FR595482 - Fig. 1 |
Many of Perugia’s patents are heel-related. This is probably because in 1925 Perugia actually changed the way women's heels were previously constructed.
FR595482 - Fig. 4 |
In the 1925 French patent, FR595482, Perugia disclosed the sheet metal housing of a shoe heel (Fig. 1), designed to receive two parts of a heel made of wood and assembled in a "T" shape (Fig. 4). This invention replaced the former method of heel construction consisting in nailing or gluing leather around a single block of wood, carved into the shape of a heel. The problematic situation consisted in the expense and time it took to carve the single piece of wood-block heel, and then to wrap it in leather, and to attach part of the shoe sole at the connection point with the rest of the shoe.

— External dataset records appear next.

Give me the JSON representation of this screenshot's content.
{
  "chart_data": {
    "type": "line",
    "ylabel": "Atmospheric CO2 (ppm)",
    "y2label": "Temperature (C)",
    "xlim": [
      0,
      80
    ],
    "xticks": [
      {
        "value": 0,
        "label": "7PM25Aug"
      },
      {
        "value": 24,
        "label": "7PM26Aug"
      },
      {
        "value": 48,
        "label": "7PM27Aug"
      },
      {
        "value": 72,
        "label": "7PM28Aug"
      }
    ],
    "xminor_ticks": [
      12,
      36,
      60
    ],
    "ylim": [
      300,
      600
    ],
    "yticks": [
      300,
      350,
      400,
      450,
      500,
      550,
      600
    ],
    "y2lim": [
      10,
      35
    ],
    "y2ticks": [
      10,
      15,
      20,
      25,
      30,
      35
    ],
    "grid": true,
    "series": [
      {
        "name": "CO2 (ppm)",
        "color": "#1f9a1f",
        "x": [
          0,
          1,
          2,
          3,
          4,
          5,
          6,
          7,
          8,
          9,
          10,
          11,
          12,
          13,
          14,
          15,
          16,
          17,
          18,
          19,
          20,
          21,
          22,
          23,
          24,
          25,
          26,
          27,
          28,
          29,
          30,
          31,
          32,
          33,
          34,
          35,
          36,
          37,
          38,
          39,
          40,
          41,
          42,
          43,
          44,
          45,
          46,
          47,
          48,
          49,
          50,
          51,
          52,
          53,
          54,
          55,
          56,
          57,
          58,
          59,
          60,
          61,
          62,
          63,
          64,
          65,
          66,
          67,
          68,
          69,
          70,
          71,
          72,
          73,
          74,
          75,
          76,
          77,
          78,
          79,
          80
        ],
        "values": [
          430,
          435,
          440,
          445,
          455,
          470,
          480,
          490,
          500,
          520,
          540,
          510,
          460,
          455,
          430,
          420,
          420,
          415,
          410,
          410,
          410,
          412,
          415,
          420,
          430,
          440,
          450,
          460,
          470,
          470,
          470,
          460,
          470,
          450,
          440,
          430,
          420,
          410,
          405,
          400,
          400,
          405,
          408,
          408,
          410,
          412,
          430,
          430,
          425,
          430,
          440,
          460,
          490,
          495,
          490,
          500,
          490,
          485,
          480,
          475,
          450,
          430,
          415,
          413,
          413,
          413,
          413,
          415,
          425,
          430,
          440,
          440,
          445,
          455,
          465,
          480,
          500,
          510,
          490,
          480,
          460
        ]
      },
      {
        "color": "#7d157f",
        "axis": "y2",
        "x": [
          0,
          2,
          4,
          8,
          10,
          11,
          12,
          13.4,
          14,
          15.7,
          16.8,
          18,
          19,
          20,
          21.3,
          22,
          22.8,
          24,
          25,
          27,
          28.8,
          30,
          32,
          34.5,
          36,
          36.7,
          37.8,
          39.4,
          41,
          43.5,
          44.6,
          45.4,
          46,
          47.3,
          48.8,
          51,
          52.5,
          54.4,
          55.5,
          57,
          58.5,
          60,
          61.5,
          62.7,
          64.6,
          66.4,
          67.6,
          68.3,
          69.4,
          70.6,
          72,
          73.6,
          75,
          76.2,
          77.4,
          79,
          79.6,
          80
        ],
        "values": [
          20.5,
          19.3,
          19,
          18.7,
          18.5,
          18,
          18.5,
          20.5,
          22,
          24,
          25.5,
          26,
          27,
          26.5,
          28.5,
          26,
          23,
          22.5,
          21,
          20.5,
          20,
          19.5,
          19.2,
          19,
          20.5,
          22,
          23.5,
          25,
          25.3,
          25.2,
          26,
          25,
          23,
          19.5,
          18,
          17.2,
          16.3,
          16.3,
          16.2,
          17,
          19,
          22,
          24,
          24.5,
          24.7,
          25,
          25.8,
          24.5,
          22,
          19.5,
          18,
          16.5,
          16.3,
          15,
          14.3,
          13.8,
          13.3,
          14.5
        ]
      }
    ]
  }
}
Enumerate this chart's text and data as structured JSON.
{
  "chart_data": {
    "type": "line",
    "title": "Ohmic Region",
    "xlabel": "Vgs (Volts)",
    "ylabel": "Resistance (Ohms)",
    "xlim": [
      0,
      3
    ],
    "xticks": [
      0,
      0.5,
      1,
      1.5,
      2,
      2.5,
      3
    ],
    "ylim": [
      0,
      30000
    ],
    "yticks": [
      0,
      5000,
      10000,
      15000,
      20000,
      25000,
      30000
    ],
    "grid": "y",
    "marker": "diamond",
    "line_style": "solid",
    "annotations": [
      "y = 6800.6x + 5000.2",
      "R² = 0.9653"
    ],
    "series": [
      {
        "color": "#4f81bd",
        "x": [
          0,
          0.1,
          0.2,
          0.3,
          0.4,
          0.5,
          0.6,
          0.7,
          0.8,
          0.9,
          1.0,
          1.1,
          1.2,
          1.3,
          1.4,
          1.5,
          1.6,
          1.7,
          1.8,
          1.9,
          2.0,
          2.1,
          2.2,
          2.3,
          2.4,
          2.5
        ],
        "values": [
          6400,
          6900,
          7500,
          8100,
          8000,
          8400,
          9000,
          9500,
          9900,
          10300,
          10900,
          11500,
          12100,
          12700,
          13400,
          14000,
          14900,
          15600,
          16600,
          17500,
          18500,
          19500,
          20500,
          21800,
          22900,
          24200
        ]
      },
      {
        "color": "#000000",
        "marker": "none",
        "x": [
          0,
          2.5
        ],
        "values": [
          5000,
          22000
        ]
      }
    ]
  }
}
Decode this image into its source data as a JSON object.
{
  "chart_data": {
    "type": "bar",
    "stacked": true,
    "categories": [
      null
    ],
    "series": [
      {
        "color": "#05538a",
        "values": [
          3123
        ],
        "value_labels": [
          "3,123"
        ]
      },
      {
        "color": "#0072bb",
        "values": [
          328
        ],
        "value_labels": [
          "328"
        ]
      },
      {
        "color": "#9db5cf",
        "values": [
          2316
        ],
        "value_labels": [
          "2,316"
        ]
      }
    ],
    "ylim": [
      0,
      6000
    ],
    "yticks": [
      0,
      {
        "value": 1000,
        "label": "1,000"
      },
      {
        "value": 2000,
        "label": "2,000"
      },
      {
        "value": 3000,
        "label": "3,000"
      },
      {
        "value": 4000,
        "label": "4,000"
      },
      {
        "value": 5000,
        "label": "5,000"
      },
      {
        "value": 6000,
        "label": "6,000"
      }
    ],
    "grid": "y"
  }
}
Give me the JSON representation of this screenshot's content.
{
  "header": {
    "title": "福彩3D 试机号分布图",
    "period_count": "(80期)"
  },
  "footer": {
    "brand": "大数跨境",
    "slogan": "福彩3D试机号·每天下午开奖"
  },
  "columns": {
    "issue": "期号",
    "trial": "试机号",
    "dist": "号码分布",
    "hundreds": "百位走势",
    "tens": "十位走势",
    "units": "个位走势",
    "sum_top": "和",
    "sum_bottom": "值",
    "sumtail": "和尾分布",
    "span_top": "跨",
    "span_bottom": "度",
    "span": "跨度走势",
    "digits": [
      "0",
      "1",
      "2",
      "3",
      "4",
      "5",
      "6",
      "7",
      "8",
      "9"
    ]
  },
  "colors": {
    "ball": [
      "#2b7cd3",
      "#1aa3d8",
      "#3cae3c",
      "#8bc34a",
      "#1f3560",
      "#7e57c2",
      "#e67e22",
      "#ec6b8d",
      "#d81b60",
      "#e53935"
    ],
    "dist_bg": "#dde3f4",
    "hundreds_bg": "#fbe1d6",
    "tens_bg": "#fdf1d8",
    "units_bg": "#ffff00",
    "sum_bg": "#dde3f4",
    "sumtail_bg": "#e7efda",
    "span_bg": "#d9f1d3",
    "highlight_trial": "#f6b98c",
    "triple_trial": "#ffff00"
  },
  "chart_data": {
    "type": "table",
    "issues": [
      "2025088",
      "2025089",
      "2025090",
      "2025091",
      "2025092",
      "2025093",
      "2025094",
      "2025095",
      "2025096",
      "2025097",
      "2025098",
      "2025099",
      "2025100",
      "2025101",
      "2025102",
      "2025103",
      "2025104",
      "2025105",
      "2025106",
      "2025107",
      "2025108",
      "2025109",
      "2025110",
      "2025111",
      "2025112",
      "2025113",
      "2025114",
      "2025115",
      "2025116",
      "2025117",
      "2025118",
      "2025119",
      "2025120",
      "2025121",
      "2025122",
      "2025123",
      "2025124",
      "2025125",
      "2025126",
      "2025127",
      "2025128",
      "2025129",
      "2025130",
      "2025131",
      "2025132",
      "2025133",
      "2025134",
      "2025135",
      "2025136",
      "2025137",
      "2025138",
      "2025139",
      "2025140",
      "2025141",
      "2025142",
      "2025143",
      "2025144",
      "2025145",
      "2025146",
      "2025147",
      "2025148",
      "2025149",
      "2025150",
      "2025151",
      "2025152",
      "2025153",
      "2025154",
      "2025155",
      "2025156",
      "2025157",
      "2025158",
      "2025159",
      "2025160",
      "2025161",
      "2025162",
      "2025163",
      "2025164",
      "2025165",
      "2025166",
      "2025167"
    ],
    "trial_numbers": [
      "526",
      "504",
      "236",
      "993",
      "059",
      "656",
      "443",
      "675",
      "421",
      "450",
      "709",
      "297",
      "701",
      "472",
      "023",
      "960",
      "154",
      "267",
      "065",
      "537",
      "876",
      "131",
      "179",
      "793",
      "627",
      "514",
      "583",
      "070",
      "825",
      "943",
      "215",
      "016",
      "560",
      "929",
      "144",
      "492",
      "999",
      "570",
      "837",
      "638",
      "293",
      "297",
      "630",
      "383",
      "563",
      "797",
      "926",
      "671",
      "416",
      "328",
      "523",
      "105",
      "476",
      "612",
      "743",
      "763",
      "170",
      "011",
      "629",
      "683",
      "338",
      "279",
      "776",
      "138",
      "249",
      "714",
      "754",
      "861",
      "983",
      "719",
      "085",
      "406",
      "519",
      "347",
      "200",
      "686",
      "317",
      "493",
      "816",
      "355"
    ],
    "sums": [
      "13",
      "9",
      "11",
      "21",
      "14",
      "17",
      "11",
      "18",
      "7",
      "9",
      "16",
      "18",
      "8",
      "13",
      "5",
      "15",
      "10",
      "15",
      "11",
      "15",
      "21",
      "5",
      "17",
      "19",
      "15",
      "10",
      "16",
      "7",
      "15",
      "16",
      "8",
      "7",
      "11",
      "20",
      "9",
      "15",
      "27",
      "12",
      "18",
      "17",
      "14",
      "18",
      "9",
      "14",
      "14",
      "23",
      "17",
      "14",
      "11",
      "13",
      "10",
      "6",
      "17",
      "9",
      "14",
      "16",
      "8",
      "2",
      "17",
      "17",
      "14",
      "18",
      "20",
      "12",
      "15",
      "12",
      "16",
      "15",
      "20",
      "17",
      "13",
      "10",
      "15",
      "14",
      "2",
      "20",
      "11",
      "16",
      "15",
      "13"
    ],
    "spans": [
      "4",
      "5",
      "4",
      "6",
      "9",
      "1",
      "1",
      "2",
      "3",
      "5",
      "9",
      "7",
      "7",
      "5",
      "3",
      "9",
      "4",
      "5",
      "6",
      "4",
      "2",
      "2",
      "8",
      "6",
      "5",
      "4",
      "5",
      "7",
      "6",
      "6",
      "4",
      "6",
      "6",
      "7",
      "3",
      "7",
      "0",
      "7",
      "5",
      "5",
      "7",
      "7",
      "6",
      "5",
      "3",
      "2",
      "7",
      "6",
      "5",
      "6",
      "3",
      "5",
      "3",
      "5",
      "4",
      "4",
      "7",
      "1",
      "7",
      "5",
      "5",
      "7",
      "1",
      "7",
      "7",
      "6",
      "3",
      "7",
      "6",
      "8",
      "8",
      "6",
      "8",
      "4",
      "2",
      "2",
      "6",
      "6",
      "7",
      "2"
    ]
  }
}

Perugia changed the former art, by designing a metal housing for two blocks of wood assembled as an angled “T” shaped heel (Fig 4). The metal housing could additionally be fashionably enameled to bypass covering it with leather. The empty spaces inside the housing could be filled with cork or other materials, and the metal housing was held together with metal threads or fasteners.
The invention thus afforded both a much lighter heel than single-block wooden heels. And, compared to a housing heel with no wood blocks inside, it also offered a more resistant heel as it still enclosed the wooden T-shaped blocks. The scope of the invention also extended to all sorts of heels, beyond women’s high heels.
FR608988 - Fig 4 |
A year later, Perugia filed an improvement to his novel heel construction invention. This improvement, disclosed in FR608988, consisted in changing the ergonomic shape of the two pieces of wood, assembled as a “T” within the metal housing (Figure 4]. Essentially, the horizontal block of wood was fabricated in an augmented size, to provide more anchoring when attached to the heel part of the shoe, and the vertical block was more beveled to better accommodate the increased surface of the horizontal block and it's shape.
Both of these two early patents awarded in France to Perugia, in 1925 and 1926, were almost concurrently re-filed in the USA (as US1809918 and US1642889), in Switzerland (as CH124341 and CH118696), in Canada (as CA274538 and CA264938) and in Austria (AT108548 and AT106112), which suggests how important they were to the manufacture of shoe heels.
From then on, Perugia filed many more heel patents: design patents draping the metal housing “turban-style” (USD111857, USD112086 USD111858), and many additional utility patents such as the whimsical “music box heel” patent (FR625731) or a new heel height patent (US2465817), and a famous heel customization (US2795866) patent.